Not long after Wyllie’s death, Charles Grey Drummond took over the shop. Drummond was particularly interested in the history of pharmacy, and the RPS has a number of his manuscripts. The beautiful drug run on display in 44 Melville St was donated by C. G. Drummond from the shop after it closed in 1960.
Drummond was a key figure in contemporary Scottish pharmacy. He was the chairman of the Scottish Department from 1947-1949. He served 25 years on the Scottish Statutory Committee and was a member of the Scottish NHS Negotiating Committee. When Drummond died in 1985, a room in the Scottish headquarters at 36 York Place was named in his memory.
The final stop of the tour will introduce us to another key figure in pharmacy history: Sir James Young Simpson.
To reach the James Young Simpson Statue, the final part of the tour, head southwest on Grassmarket and then turn right onto Kings Stable Road. At the end of the road turn right onto Lothian Road. At the corner turn right again onto Princes Street continuing past the church and the statue is on your right. This route should take around 15 minutes.
A New Medicine: James Young Simpson Statue
The subject of this statue was a key figure in the history of medicines in Edinburgh: Sir James Young Simpson (1811-1870). Born in Bathgate he attended Edinburgh University at the age of 14. He began studying medicine two years later before passing his exams at the Royal College of Surgeons in 1830 at the age of 19.

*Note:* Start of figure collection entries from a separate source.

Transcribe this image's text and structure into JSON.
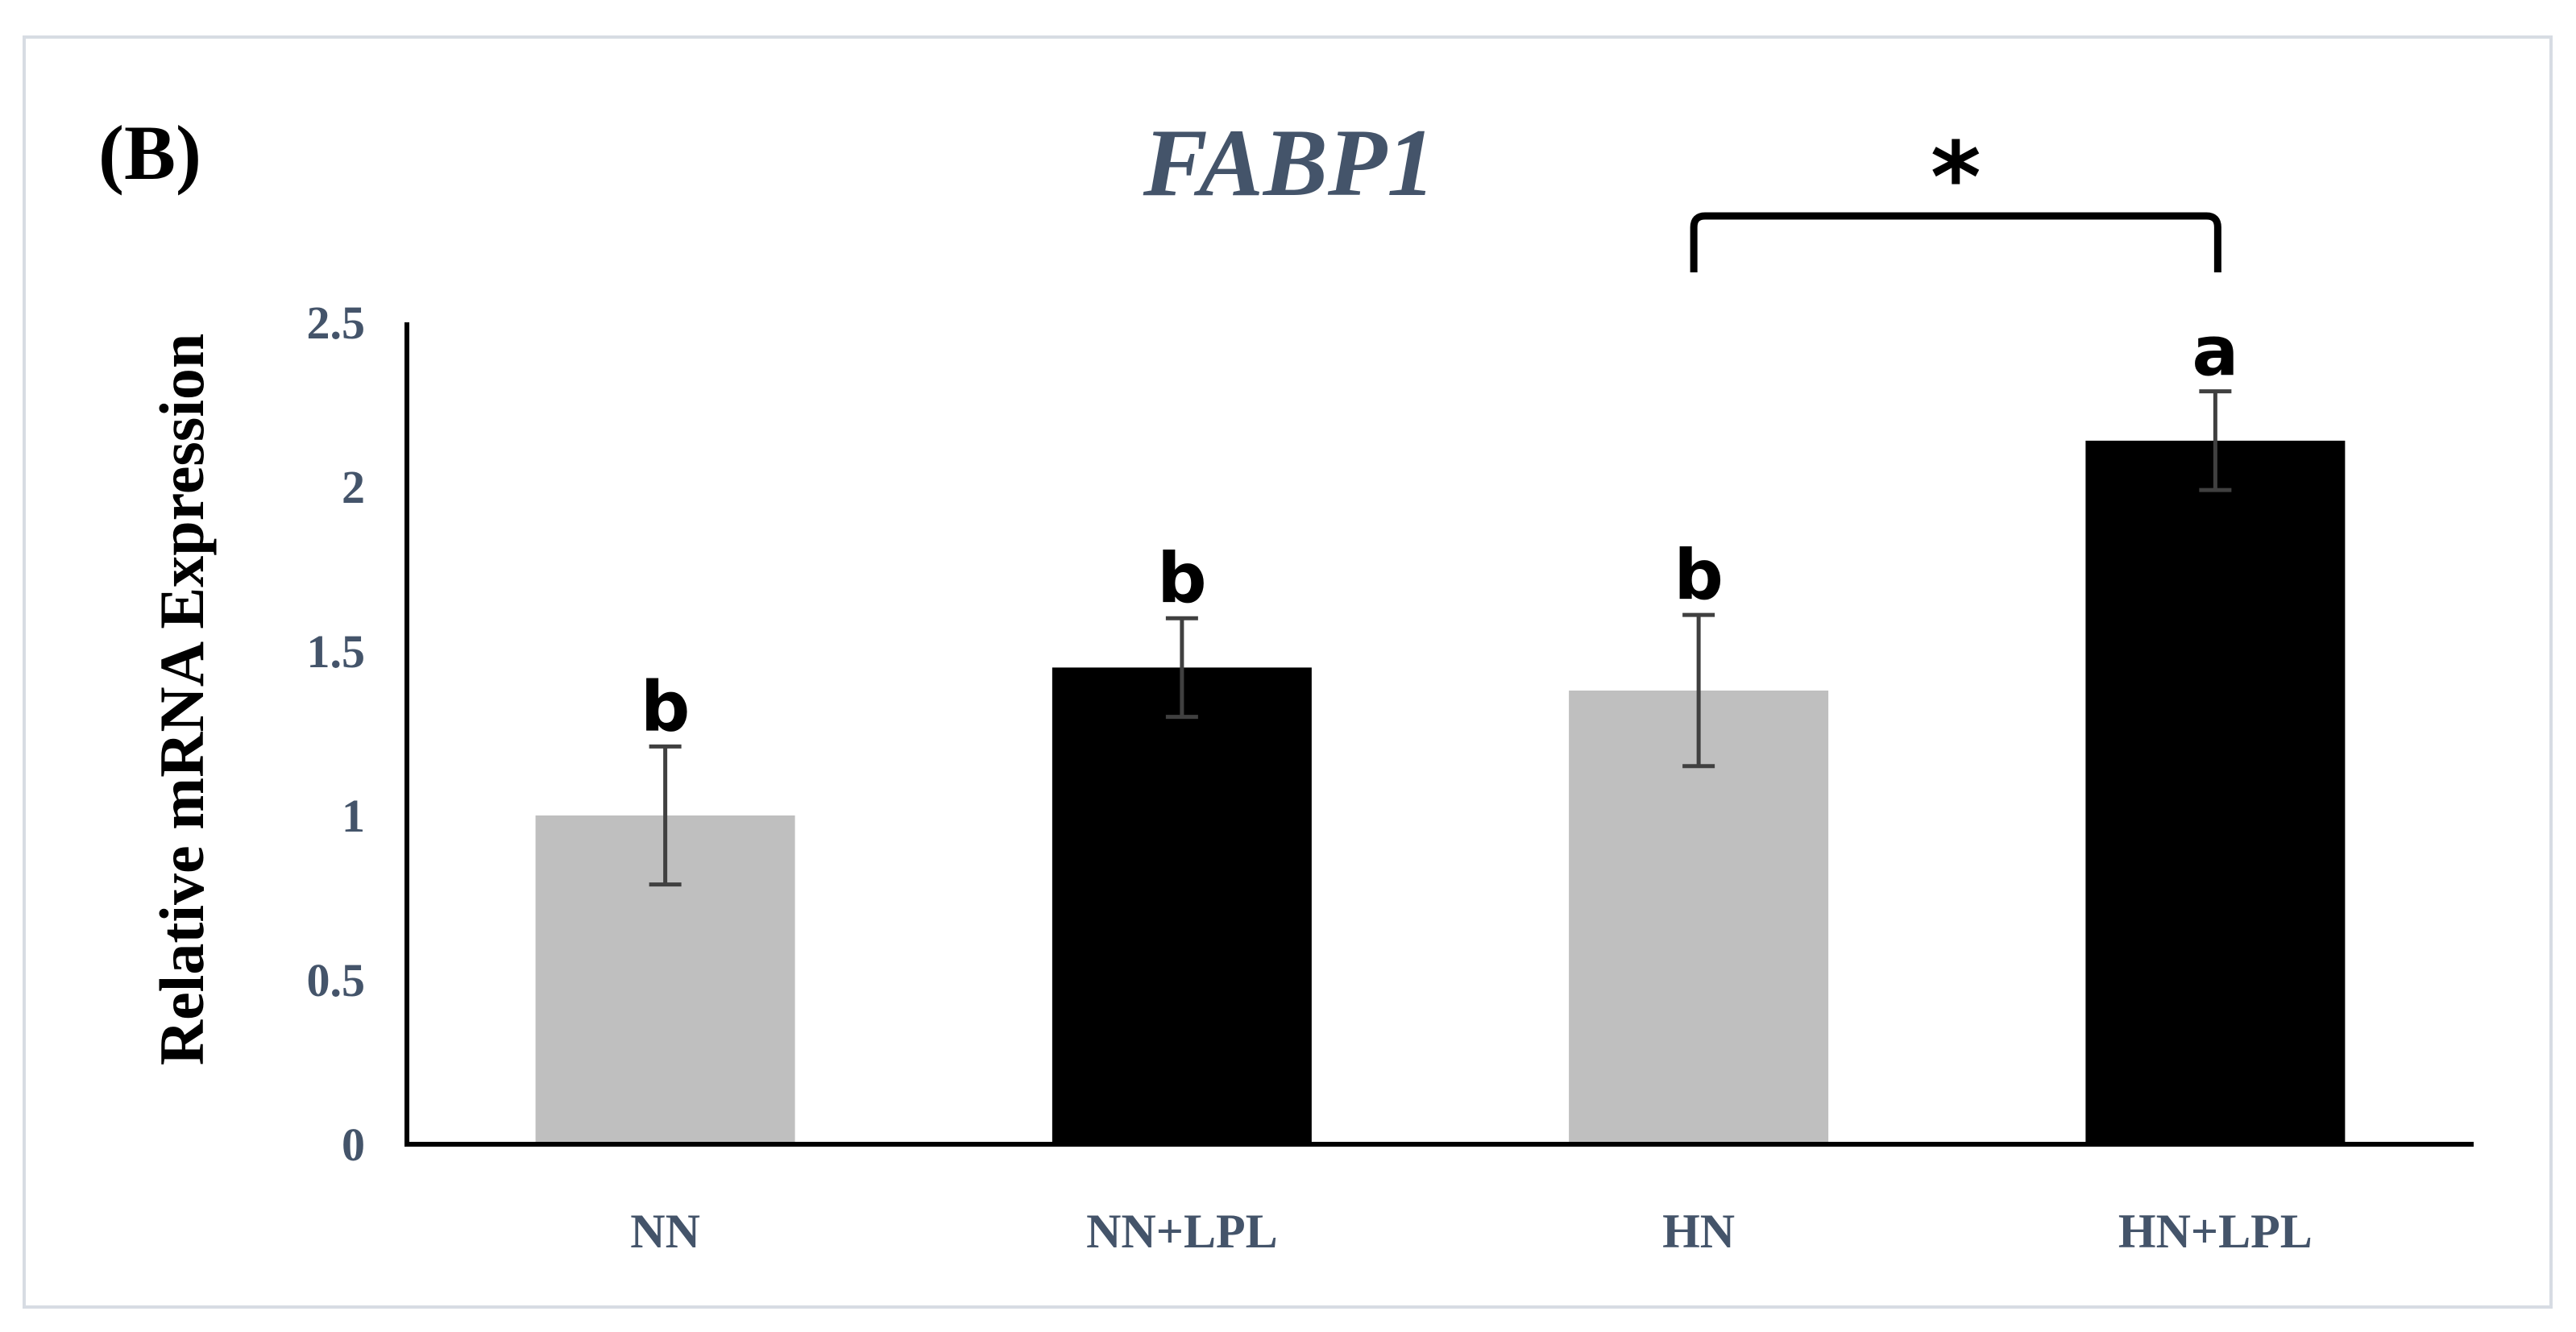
{
  "panel_label": "(B)",
  "chart_data": {
    "type": "bar",
    "title": "FABP1",
    "xlabel": "",
    "ylabel": "Relative mRNA Expression",
    "categories": [
      "NN",
      "NN+LPL",
      "HN",
      "HN+LPL"
    ],
    "values": [
      1.0,
      1.45,
      1.38,
      2.14
    ],
    "errors": [
      0.21,
      0.15,
      0.23,
      0.15
    ],
    "bar_colors": [
      "#bfbfbf",
      "#000000",
      "#bfbfbf",
      "#000000"
    ],
    "significance_letters": [
      "b",
      "b",
      "b",
      "a"
    ],
    "ylim": [
      0,
      2.5
    ],
    "yticks": [
      "0",
      "0.5",
      "1",
      "1.5",
      "2",
      "2.5"
    ],
    "ytick_values": [
      0,
      0.5,
      1,
      1.5,
      2,
      2.5
    ],
    "grid": false,
    "annotation": {
      "text": "*",
      "between": [
        "HN",
        "HN+LPL"
      ]
    }
  }
}
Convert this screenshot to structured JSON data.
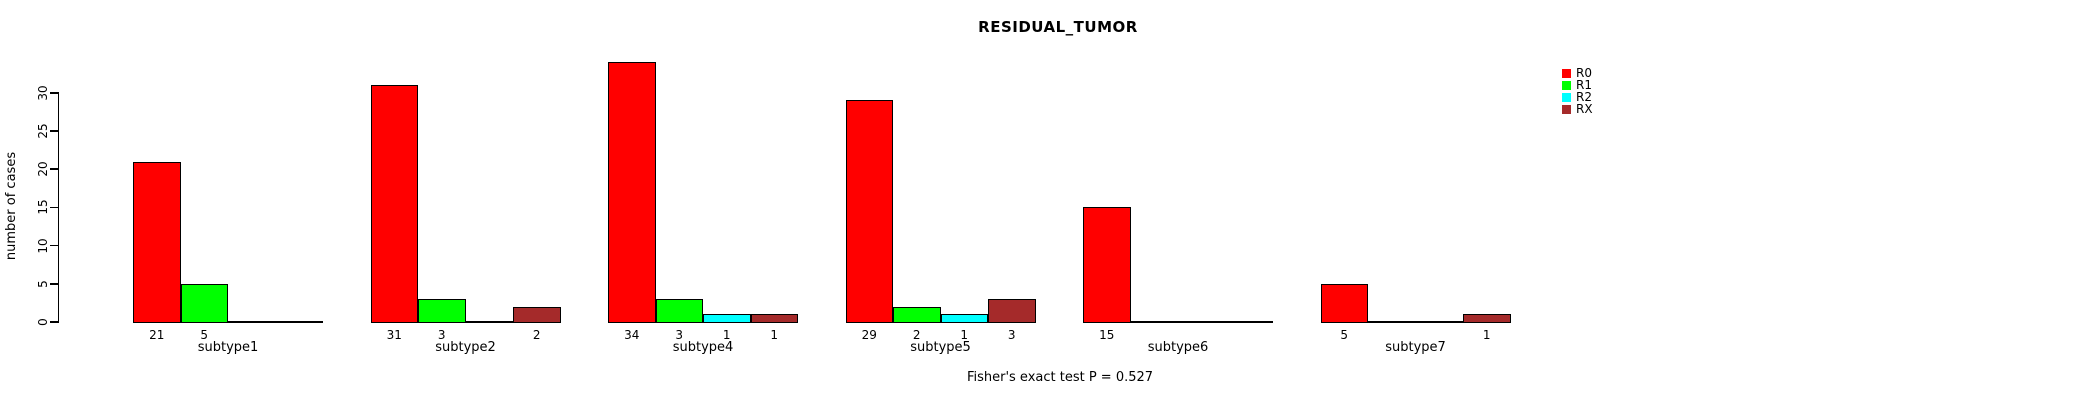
{
  "chart_data": {
    "type": "bar",
    "title": "RESIDUAL_TUMOR",
    "ylabel": "number of cases",
    "annotation": "Fisher's exact test P = 0.527",
    "categories": [
      "subtype1",
      "subtype2",
      "subtype4",
      "subtype5",
      "subtype6",
      "subtype7"
    ],
    "series": [
      {
        "name": "R0",
        "color": "#FF0000",
        "values": [
          21,
          31,
          34,
          29,
          15,
          5
        ]
      },
      {
        "name": "R1",
        "color": "#00FF00",
        "values": [
          5,
          3,
          3,
          2,
          0,
          0
        ]
      },
      {
        "name": "R2",
        "color": "#00FFFF",
        "values": [
          0,
          0,
          1,
          1,
          0,
          0
        ]
      },
      {
        "name": "RX",
        "color": "#A52A2A",
        "values": [
          0,
          2,
          1,
          3,
          0,
          1
        ]
      }
    ],
    "yticks": [
      0,
      5,
      10,
      15,
      20,
      25,
      30
    ],
    "ylim": [
      0,
      34
    ],
    "grid": false,
    "legend_position": "right",
    "bar_labels": "value printed below each nonzero bar"
  }
}
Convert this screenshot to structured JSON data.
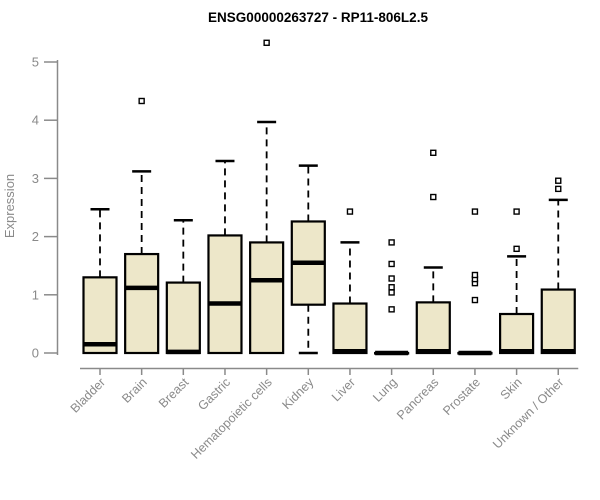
{
  "chart_data": {
    "type": "boxplot",
    "title": "ENSG00000263727 - RP11-806L2.5",
    "ylabel": "Expression",
    "xlabel": "",
    "ylim": [
      0,
      5
    ],
    "yticks": [
      "0",
      "1",
      "2",
      "3",
      "4",
      "5"
    ],
    "grid": false,
    "legend": "none",
    "colors": {
      "box_fill": "#ede7c9",
      "box_stroke": "#000000",
      "median_stroke": "#000000",
      "whisker_stroke": "#000000",
      "axis_color": "#8a8a8a",
      "title_color": "#000000",
      "background": "#ffffff"
    },
    "categories": [
      "Bladder",
      "Brain",
      "Breast",
      "Gastric",
      "Hematopoietic cells",
      "Kidney",
      "Liver",
      "Lung",
      "Pancreas",
      "Prostate",
      "Skin",
      "Unknown / Other"
    ],
    "series": [
      {
        "category": "Bladder",
        "whisker_low": 0,
        "q1": 0,
        "median": 0.15,
        "q3": 1.3,
        "whisker_high": 2.47,
        "outliers": []
      },
      {
        "category": "Brain",
        "whisker_low": 0,
        "q1": 0,
        "median": 1.12,
        "q3": 1.7,
        "whisker_high": 3.12,
        "outliers": [
          4.33
        ]
      },
      {
        "category": "Breast",
        "whisker_low": 0,
        "q1": 0,
        "median": 0.02,
        "q3": 1.21,
        "whisker_high": 2.28,
        "outliers": []
      },
      {
        "category": "Gastric",
        "whisker_low": 0,
        "q1": 0,
        "median": 0.85,
        "q3": 2.02,
        "whisker_high": 3.3,
        "outliers": []
      },
      {
        "category": "Hematopoietic cells",
        "whisker_low": 0,
        "q1": 0,
        "median": 1.25,
        "q3": 1.9,
        "whisker_high": 3.97,
        "outliers": [
          5.33
        ]
      },
      {
        "category": "Kidney",
        "whisker_low": 0,
        "q1": 0.83,
        "median": 1.55,
        "q3": 2.26,
        "whisker_high": 3.22,
        "outliers": []
      },
      {
        "category": "Liver",
        "whisker_low": 0,
        "q1": 0,
        "median": 0.03,
        "q3": 0.85,
        "whisker_high": 1.9,
        "outliers": [
          2.43
        ]
      },
      {
        "category": "Lung",
        "whisker_low": 0,
        "q1": 0,
        "median": 0,
        "q3": 0,
        "whisker_high": 0,
        "outliers": [
          0.75,
          1.04,
          1.13,
          1.28,
          1.53,
          1.9
        ]
      },
      {
        "category": "Pancreas",
        "whisker_low": 0,
        "q1": 0,
        "median": 0.03,
        "q3": 0.87,
        "whisker_high": 1.47,
        "outliers": [
          2.68,
          3.44
        ]
      },
      {
        "category": "Prostate",
        "whisker_low": 0,
        "q1": 0,
        "median": 0,
        "q3": 0,
        "whisker_high": 0,
        "outliers": [
          0.91,
          1.2,
          1.27,
          1.34,
          2.43
        ]
      },
      {
        "category": "Skin",
        "whisker_low": 0,
        "q1": 0,
        "median": 0.03,
        "q3": 0.67,
        "whisker_high": 1.66,
        "outliers": [
          1.79,
          2.43
        ]
      },
      {
        "category": "Unknown / Other",
        "whisker_low": 0,
        "q1": 0,
        "median": 0.03,
        "q3": 1.09,
        "whisker_high": 2.63,
        "outliers": [
          2.82,
          2.96
        ]
      }
    ]
  }
}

He was particularly interested in obstetrics and gained experience working at Edinburgh’s Royal Dispensary as well as his own private practice. Based at 52 Queen Street in the fashionable New Town, he looked for ways to relieve pain during childbirth.
Over the summer of 1847 he carried out experiments with alternatives to ether, for use on patients. At one dinner party with his colleagues George Keith and James Matthews Duncan, he tried a range of solutions to find the perfect ‘drowsy syrup’. After inhaling chloroform, the men grew more talkative then fell unconscious. They all agreed on its potential as an anaesthetic.
On 4 November 1847 Simpson announced chloroform as a new drug, creating a demand that grew so fast it nearly outpaced production. As we saw earlier in the tour, Edinburgh company Duncan Flockhart became famous wholesalers of the drug, advertising it at the 1851 Great Exhibition.
On the 7 April 1853 chloroform was administered to Queen Victoria during the birth of her eighth child Leopold. This helped promote the anaesthetic further. Although the drug was safer than ether, there were still dangers to its use, and today there are much safer options for anaesthetics.
James Young Simpson had a large impact on medicines, healthcare, and Edinburgh. He was made a baronet in 1866 in recognition of his achievements. He worked on a range of other issues such as searching for a cure for puerperal fever, a deadly infection that impacted women in the first three days after childbirth. He was a champion of women’s right to enter the medical field, and he was a loving and affectionate father. He died on the 6 May 1870 and this statue was erected in 1877.
This concludes our tour exploring the different facets of Pharmaceutical Edinburgh. You can head back to the RPS at 44 Melville Street or continue exploring the city!
To head back to the RPS office at 44 Melville Street, head west along Princes Street. Cross the road and turn right onto Queensferry Street and then turn left onto Melville Street. Continue along Melville Street crossing at the junction and number 44 is on your left.